Dr. Vogelzang received the 2010 Eugene P. Schonfeld Award for his commitment to the kidney cancer community, presented to him by the late Dr. Christopher G. Wood, former Chairman of the KCA’s Board of Directors.
Vogelzang spoke often about the importance of putting key resources into the hands of patients and providers alike, knowing that they must work together to solve problems. His work with the KCA to put these ideas into practice was a natural extension of his clinical practice and his personal values.
“My dad was a pastor and my mom a teacher, so service to others was a big part of my family,” Vogelzang said. “Church was a big part of our lives, academic excellence was strongly emphasized, and curiosity was always encouraged. My siblings and I share a deep commitment to service to others.”
Vogelzang received his medical degree from the University of Illinois at Chicago, completed his internship and residency in internal medicine at Rush University Medical Center, and did a fellowship in medical oncology at the University of Minnesota. As kidney cancer has evolved from a largely fatal diagnosis to one where patients have seen increased survival rates and can benefit from a variety of treatment options, multiple clinical trials, and a far greater understanding of kidney cancer biology and genetics, he has been a consistent voice of advocacy, education, and inspiration.

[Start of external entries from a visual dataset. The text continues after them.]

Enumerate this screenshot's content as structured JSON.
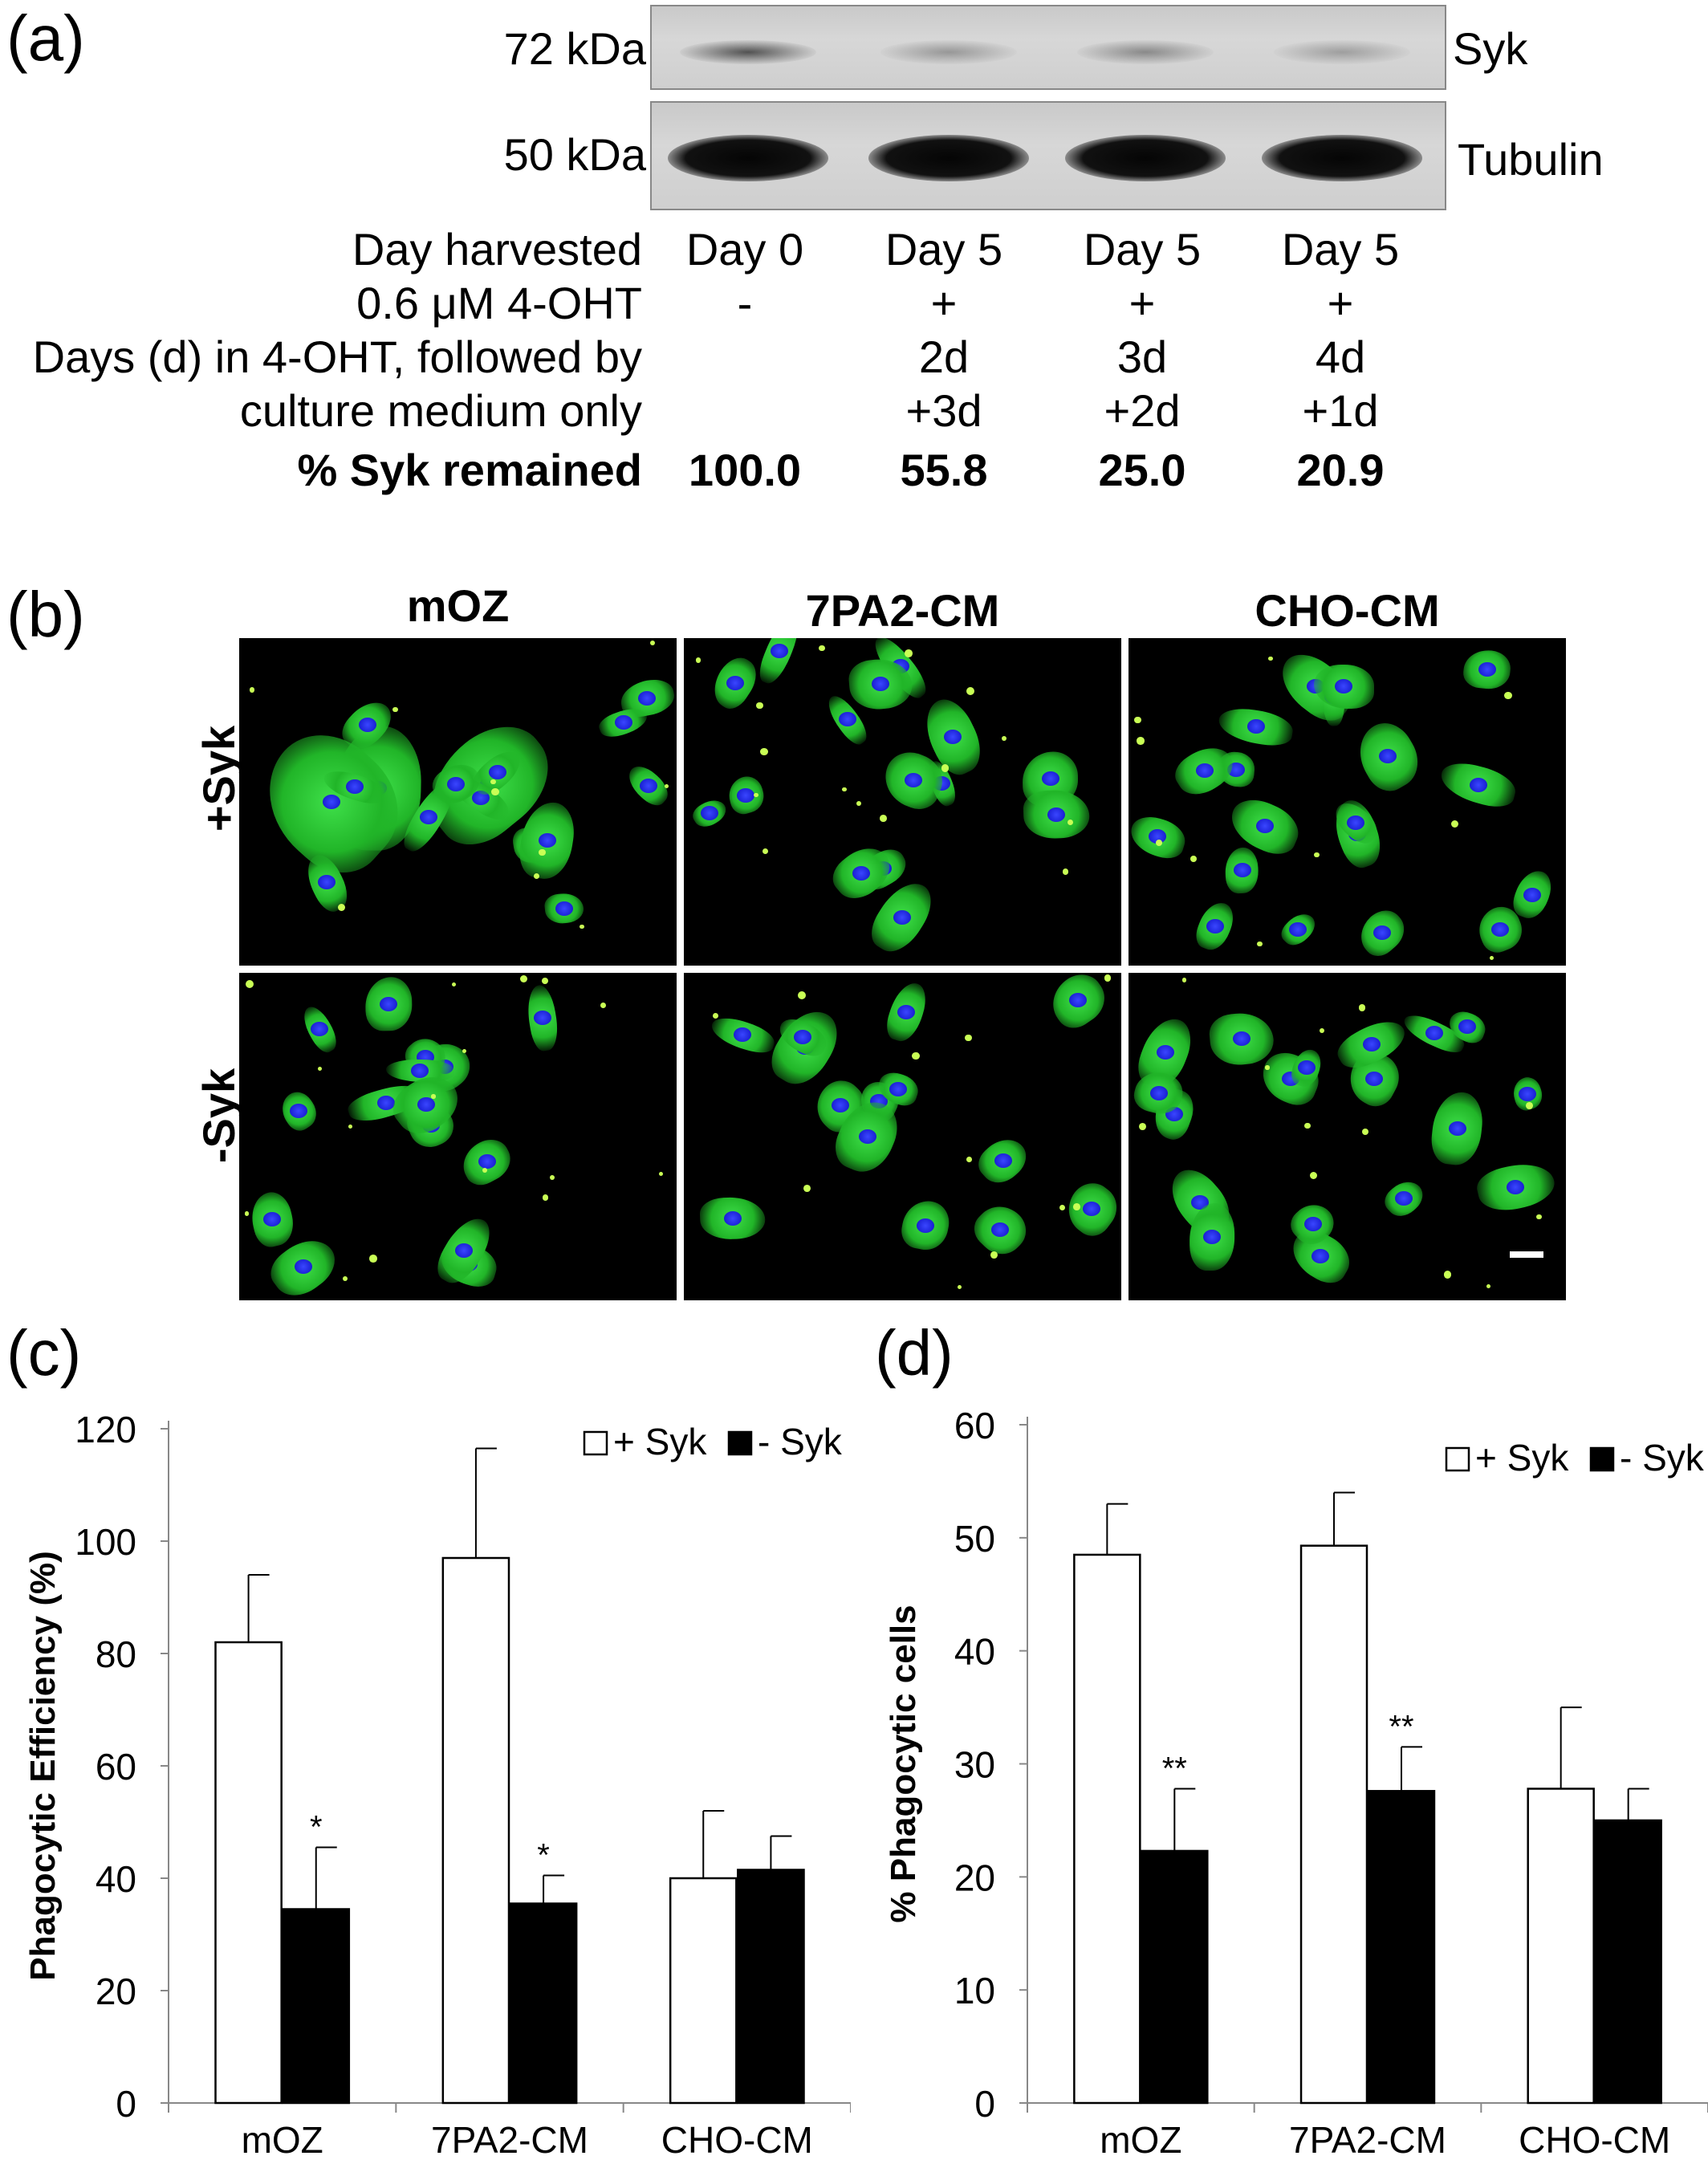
{
  "panel_a": {
    "letter": "(a)",
    "markers": [
      "72 kDa",
      "50 kDa"
    ],
    "proteins": [
      "Syk",
      "Tubulin"
    ],
    "rows": [
      {
        "label": "Day harvested",
        "bold": false,
        "values": [
          "Day 0",
          "Day 5",
          "Day 5",
          "Day 5"
        ]
      },
      {
        "label": "0.6 μM 4-OHT",
        "bold": false,
        "values": [
          "-",
          "+",
          "+",
          "+"
        ]
      },
      {
        "label": "Days (d) in 4-OHT, followed by",
        "bold": false,
        "values": [
          "",
          "2d",
          "3d",
          "4d"
        ]
      },
      {
        "label": "culture medium only",
        "bold": false,
        "values": [
          "",
          "+3d",
          "+2d",
          "+1d"
        ]
      },
      {
        "label": "% Syk remained",
        "bold": true,
        "values": [
          "100.0",
          "55.8",
          "25.0",
          "20.9"
        ]
      }
    ],
    "syk_band_intensity": [
      0.85,
      0.35,
      0.45,
      0.3
    ]
  },
  "panel_b": {
    "letter": "(b)",
    "columns": [
      "mOZ",
      "7PA2-CM",
      "CHO-CM"
    ],
    "rows": [
      "+Syk",
      "-Syk"
    ]
  },
  "chart_data": [
    {
      "type": "bar",
      "panel": "(c)",
      "categories": [
        "mOZ",
        "7PA2-CM",
        "CHO-CM"
      ],
      "ylabel": "Phagocytic Efficiency (%)",
      "ylim": [
        0,
        120
      ],
      "yticks": [
        0,
        20,
        40,
        60,
        80,
        100,
        120
      ],
      "legend": [
        "+ Syk",
        "- Syk"
      ],
      "legend_position": "top-right",
      "series": [
        {
          "name": "+ Syk",
          "values": [
            82,
            97,
            40
          ],
          "errors": [
            12,
            19.5,
            12
          ],
          "color": "#ffffff",
          "markers": [
            "",
            "",
            ""
          ]
        },
        {
          "name": "- Syk",
          "values": [
            34.5,
            35.5,
            41.5
          ],
          "errors": [
            11,
            5,
            6
          ],
          "color": "#000000",
          "markers": [
            "*",
            "*",
            ""
          ]
        }
      ]
    },
    {
      "type": "bar",
      "panel": "(d)",
      "categories": [
        "mOZ",
        "7PA2-CM",
        "CHO-CM"
      ],
      "ylabel": "% Phagocytic cells",
      "ylim": [
        0,
        60
      ],
      "yticks": [
        0,
        10,
        20,
        30,
        40,
        50,
        60
      ],
      "legend": [
        "+ Syk",
        "- Syk"
      ],
      "legend_position": "top-right",
      "series": [
        {
          "name": "+ Syk",
          "values": [
            48.5,
            49.3,
            27.8
          ],
          "errors": [
            4.5,
            4.7,
            7.2
          ],
          "color": "#ffffff",
          "markers": [
            "",
            "",
            ""
          ]
        },
        {
          "name": "- Syk",
          "values": [
            22.3,
            27.6,
            25
          ],
          "errors": [
            5.5,
            3.9,
            2.8
          ],
          "color": "#000000",
          "markers": [
            "**",
            "**",
            ""
          ]
        }
      ]
    }
  ]
}
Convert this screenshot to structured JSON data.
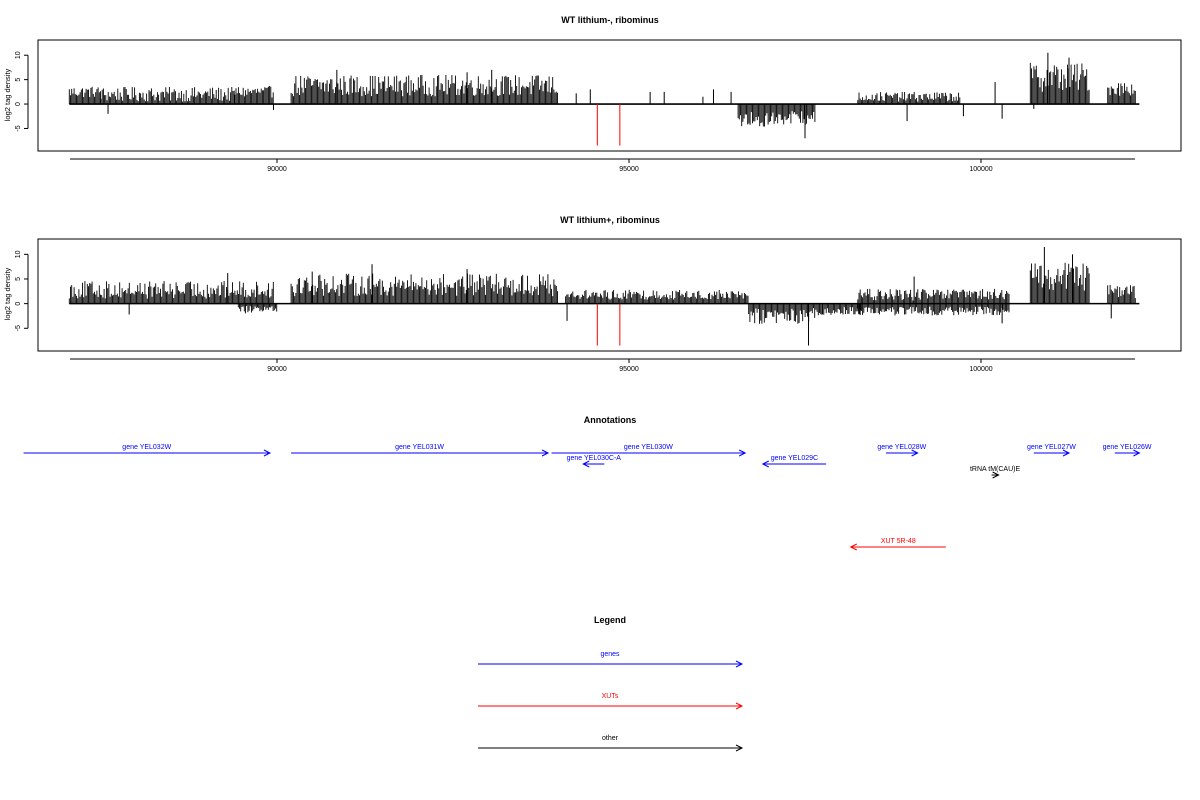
{
  "chart_data": [
    {
      "type": "bar",
      "title": "WT lithium-, ribominus",
      "xlabel": "",
      "ylabel": "log2 tag density",
      "xlim": [
        86100,
        101600
      ],
      "ylim": [
        -9,
        12.5
      ],
      "xticks": [
        90000,
        95000,
        100000
      ],
      "yticks": [
        -5,
        0,
        5,
        10
      ],
      "xtick_labels": [
        "90000",
        "95000",
        "100000"
      ],
      "ytick_labels": [
        "-5",
        "0",
        "5",
        "10"
      ],
      "coverage_segments": [
        {
          "x0": 87050,
          "x1": 87500,
          "mean": 2.5,
          "amp": 1.2,
          "sign": 1
        },
        {
          "x0": 87500,
          "x1": 89400,
          "mean": 2.0,
          "amp": 1.5,
          "sign": 1
        },
        {
          "x0": 89400,
          "x1": 89950,
          "mean": 2.5,
          "amp": 1.2,
          "sign": 1
        },
        {
          "x0": 90200,
          "x1": 94000,
          "mean": 3.8,
          "amp": 2.2,
          "sign": 1
        },
        {
          "x0": 96550,
          "x1": 97650,
          "mean": -3.0,
          "amp": 1.6,
          "sign": -1
        },
        {
          "x0": 98250,
          "x1": 99700,
          "mean": 1.5,
          "amp": 1.0,
          "sign": 1
        },
        {
          "x0": 100700,
          "x1": 101550,
          "mean": 5.5,
          "amp": 3.0,
          "sign": 1
        },
        {
          "x0": 101800,
          "x1": 102200,
          "mean": 3.2,
          "amp": 1.5,
          "sign": 1
        }
      ],
      "peaks": [
        {
          "x": 87600,
          "y": -2.0
        },
        {
          "x": 89950,
          "y": -1.2
        },
        {
          "x": 90850,
          "y": 7.0
        },
        {
          "x": 92700,
          "y": 6.5
        },
        {
          "x": 93050,
          "y": 7.0
        },
        {
          "x": 94250,
          "y": 2.2
        },
        {
          "x": 94450,
          "y": 3.0
        },
        {
          "x": 95300,
          "y": 2.5
        },
        {
          "x": 95500,
          "y": 2.5
        },
        {
          "x": 96050,
          "y": 1.5
        },
        {
          "x": 96200,
          "y": 3.0
        },
        {
          "x": 96450,
          "y": 2.5
        },
        {
          "x": 97500,
          "y": -7.0
        },
        {
          "x": 98950,
          "y": -3.5
        },
        {
          "x": 99750,
          "y": -2.5
        },
        {
          "x": 100200,
          "y": 4.5
        },
        {
          "x": 100300,
          "y": -3.0
        },
        {
          "x": 100750,
          "y": -1.0
        },
        {
          "x": 100950,
          "y": 10.5
        },
        {
          "x": 101250,
          "y": 9.5
        }
      ],
      "red_markers": [
        {
          "x": 94550,
          "y": -8.5
        },
        {
          "x": 94870,
          "y": -8.5
        }
      ]
    },
    {
      "type": "bar",
      "title": "WT lithium+, ribominus",
      "xlabel": "",
      "ylabel": "log2 tag density",
      "xlim": [
        86100,
        101600
      ],
      "ylim": [
        -9,
        12.5
      ],
      "xticks": [
        90000,
        95000,
        100000
      ],
      "yticks": [
        -5,
        0,
        5,
        10
      ],
      "xtick_labels": [
        "90000",
        "95000",
        "100000"
      ],
      "ytick_labels": [
        "-5",
        "0",
        "5",
        "10"
      ],
      "coverage_segments": [
        {
          "x0": 87050,
          "x1": 89950,
          "mean": 2.8,
          "amp": 1.8,
          "sign": 1
        },
        {
          "x0": 89450,
          "x1": 90000,
          "mean": -1.3,
          "amp": 0.8,
          "sign": -1
        },
        {
          "x0": 90200,
          "x1": 94000,
          "mean": 3.8,
          "amp": 2.3,
          "sign": 1
        },
        {
          "x0": 94100,
          "x1": 96700,
          "mean": 1.8,
          "amp": 1.0,
          "sign": 1
        },
        {
          "x0": 96700,
          "x1": 97750,
          "mean": -2.5,
          "amp": 1.6,
          "sign": -1
        },
        {
          "x0": 97750,
          "x1": 98300,
          "mean": -1.5,
          "amp": 0.8,
          "sign": -1
        },
        {
          "x0": 98250,
          "x1": 100400,
          "mean": 1.8,
          "amp": 1.2,
          "sign": 1
        },
        {
          "x0": 98250,
          "x1": 100400,
          "mean": -1.5,
          "amp": 0.9,
          "sign": -1
        },
        {
          "x0": 100700,
          "x1": 101550,
          "mean": 5.5,
          "amp": 3.0,
          "sign": 1
        },
        {
          "x0": 101800,
          "x1": 102200,
          "mean": 2.5,
          "amp": 1.5,
          "sign": 1
        }
      ],
      "peaks": [
        {
          "x": 87900,
          "y": -2.2
        },
        {
          "x": 89300,
          "y": 6.2
        },
        {
          "x": 90500,
          "y": 6.5
        },
        {
          "x": 91350,
          "y": 8.0
        },
        {
          "x": 92700,
          "y": 7.0
        },
        {
          "x": 94120,
          "y": -3.5
        },
        {
          "x": 97550,
          "y": -8.5
        },
        {
          "x": 99050,
          "y": 5.5
        },
        {
          "x": 100300,
          "y": -4.0
        },
        {
          "x": 100900,
          "y": 11.5
        },
        {
          "x": 101300,
          "y": 10.0
        },
        {
          "x": 101850,
          "y": -3.0
        }
      ],
      "red_markers": [
        {
          "x": 94550,
          "y": -8.5
        },
        {
          "x": 94870,
          "y": -8.5
        }
      ]
    }
  ],
  "annotations": {
    "title": "Annotations",
    "features": [
      {
        "label": "gene YEL032W",
        "x0": 86400,
        "x1": 89900,
        "lane": 0,
        "strand": "+",
        "kind": "gene"
      },
      {
        "label": "gene YEL031W",
        "x0": 90200,
        "x1": 93850,
        "lane": 0,
        "strand": "+",
        "kind": "gene"
      },
      {
        "label": "gene YEL030W",
        "x0": 93900,
        "x1": 96650,
        "lane": 0,
        "strand": "+",
        "kind": "gene"
      },
      {
        "label": "gene YEL030C-A",
        "x0": 94350,
        "x1": 94650,
        "lane": 1,
        "strand": "-",
        "kind": "gene"
      },
      {
        "label": "gene YEL029C",
        "x0": 96900,
        "x1": 97800,
        "lane": 1,
        "strand": "-",
        "kind": "gene"
      },
      {
        "label": "gene YEL028W",
        "x0": 98650,
        "x1": 99100,
        "lane": 0,
        "strand": "+",
        "kind": "gene"
      },
      {
        "label": "gene YEL027W",
        "x0": 100750,
        "x1": 101250,
        "lane": 0,
        "strand": "+",
        "kind": "gene"
      },
      {
        "label": "gene YEL026W",
        "x0": 101900,
        "x1": 102250,
        "lane": 0,
        "strand": "+",
        "kind": "gene"
      },
      {
        "label": "tRNA tM(CAU)E",
        "x0": 100150,
        "x1": 100250,
        "lane": 2,
        "strand": "+",
        "kind": "other"
      },
      {
        "label": "XUT 5R-48",
        "x0": 98150,
        "x1": 99500,
        "lane": 3,
        "strand": "-",
        "kind": "xut"
      }
    ]
  },
  "legend": {
    "title": "Legend",
    "items": [
      {
        "label": "genes",
        "kind": "gene"
      },
      {
        "label": "XUTs",
        "kind": "xut"
      },
      {
        "label": "other",
        "kind": "other"
      }
    ]
  },
  "colors": {
    "gene": "#0000ff",
    "xut": "#ff0000",
    "other": "#000000",
    "bar": "#000000",
    "marker": "#ff0000"
  }
}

Vogelzang will be named an Emeritus member of the KCA’s board and will continue his practice at the Comprehensive Cancer Centers of Nevada in Las Vegas, where he chairs medical oncology.
“I have great pride in what the KCA has accomplished thus far and, though I know our important work is not over, I have great hope for the future,” he said. “The KCA will remain a trusted resource that I’ll continue to share with my own patients and fellow medical professionals, and it will always hold a special place in my heart.”
About the Kidney Cancer Association
The Kidney Cancer Association is a global community dedicated to serving and empowering patients and caregivers, and leading change through advocacy, research, and education in order to be the universal leader in finding the cure for kidney cancer. Founded in 1990 by Eugene P. Schonfeld and a small group of patients and doctors in Chicago, Illinois, the KCA has grown into an international non-profit organization based in Houston, Texas. The KCA promotes scientific advances through two annual research symposiums and a robust grant program, participates in legislative advocacy, and seeks to be a source of education and resources for patients, caregivers, and anyone impacted by kidney cancer.